La gran parte degli intellettuali non stanno esprimendo nessuna tensione rivoluzionaria in queste settimane, sembrano addormentati. Pochi sembrano volersi spendere, forse perché molti sono garantiti, lavorando in università o godendo di una buona condizione economica. Sono molto rammaricato perché le figure che potrebbero accalorare gli animi umani lo stanno facendo molto poco, preferiscono restare in silenzio rinnegando la propria funzione nella società: manca come l’aria una figura come quella di Pier Paolo Pasolini, manca un progetto politico di sinistra, manca una visione radicalmente ambientalista che pensi non solo a come trarre profitto dal sole e dal vento, ma anche a difendere la vita delle formiche, delle capre, delle pecore. Sembra che molti stiano aspettando che riaprano bar e parrucchieri, mentre noi intellettuali dovremmo spenderci per costruire un mondo diverso.

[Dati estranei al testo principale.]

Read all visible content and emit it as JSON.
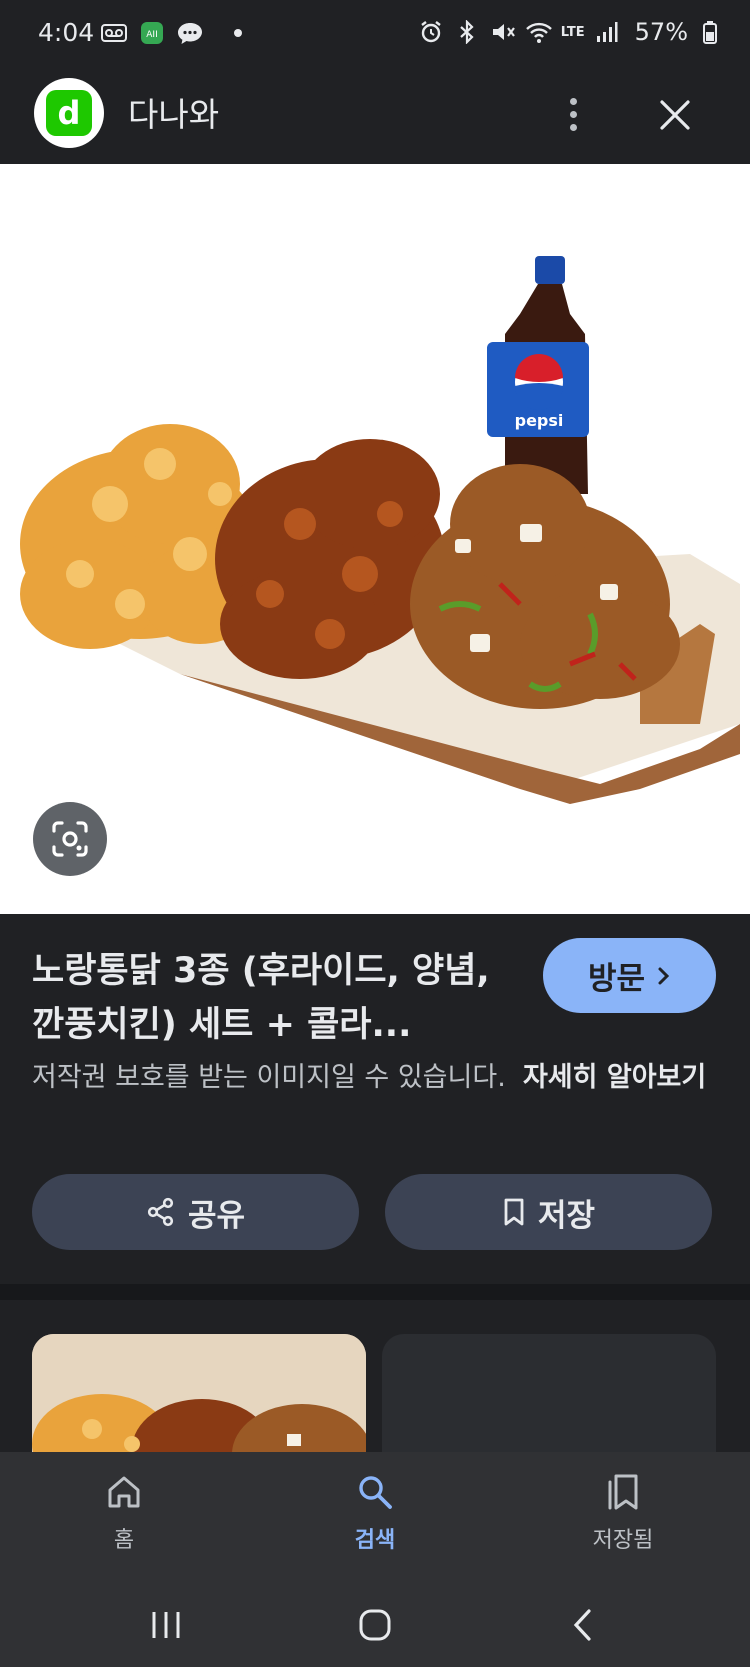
{
  "status_bar": {
    "time": "4:04",
    "battery": "57%",
    "network": "LTE"
  },
  "header": {
    "logo_letter": "d",
    "site_name": "다나와",
    "logo_color": "#1ec800"
  },
  "image": {
    "bottle_label": "pepsi"
  },
  "info": {
    "title": "노랑통닭 3종 (후라이드, 양념, 깐풍치킨) 세트 + 콜라...",
    "visit_label": "방문",
    "copyright_notice": "저작권 보호를 받는 이미지일 수 있습니다.",
    "learn_more": "자세히 알아보기",
    "share_label": "공유",
    "save_label": "저장"
  },
  "bottom_nav": {
    "items": [
      {
        "label": "홈",
        "icon": "home-icon",
        "active": false
      },
      {
        "label": "검색",
        "icon": "search-icon",
        "active": true
      },
      {
        "label": "저장됨",
        "icon": "collections-icon",
        "active": false
      }
    ]
  },
  "colors": {
    "background": "#202124",
    "accent": "#8ab4f8",
    "chip": "#3c4354"
  }
}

La posta in gioco non è solo la vita degli umani, ma di tutto il pianeta. Non c’è arte che può ignorare la questione ecologica. Dopo il virus torneremo a parlare dei guasti del clima e poi arriverà un altro virus. Oltre al distanziamento sociale, bisogna distanziarsi dall'egoismo e dall'indifferenza. Stare lontani ora ha senso solo se abbiamo un progetto di costruire una grande comunità planetaria, fatta di una nuova alleanza degli umani con gli animali e le piante.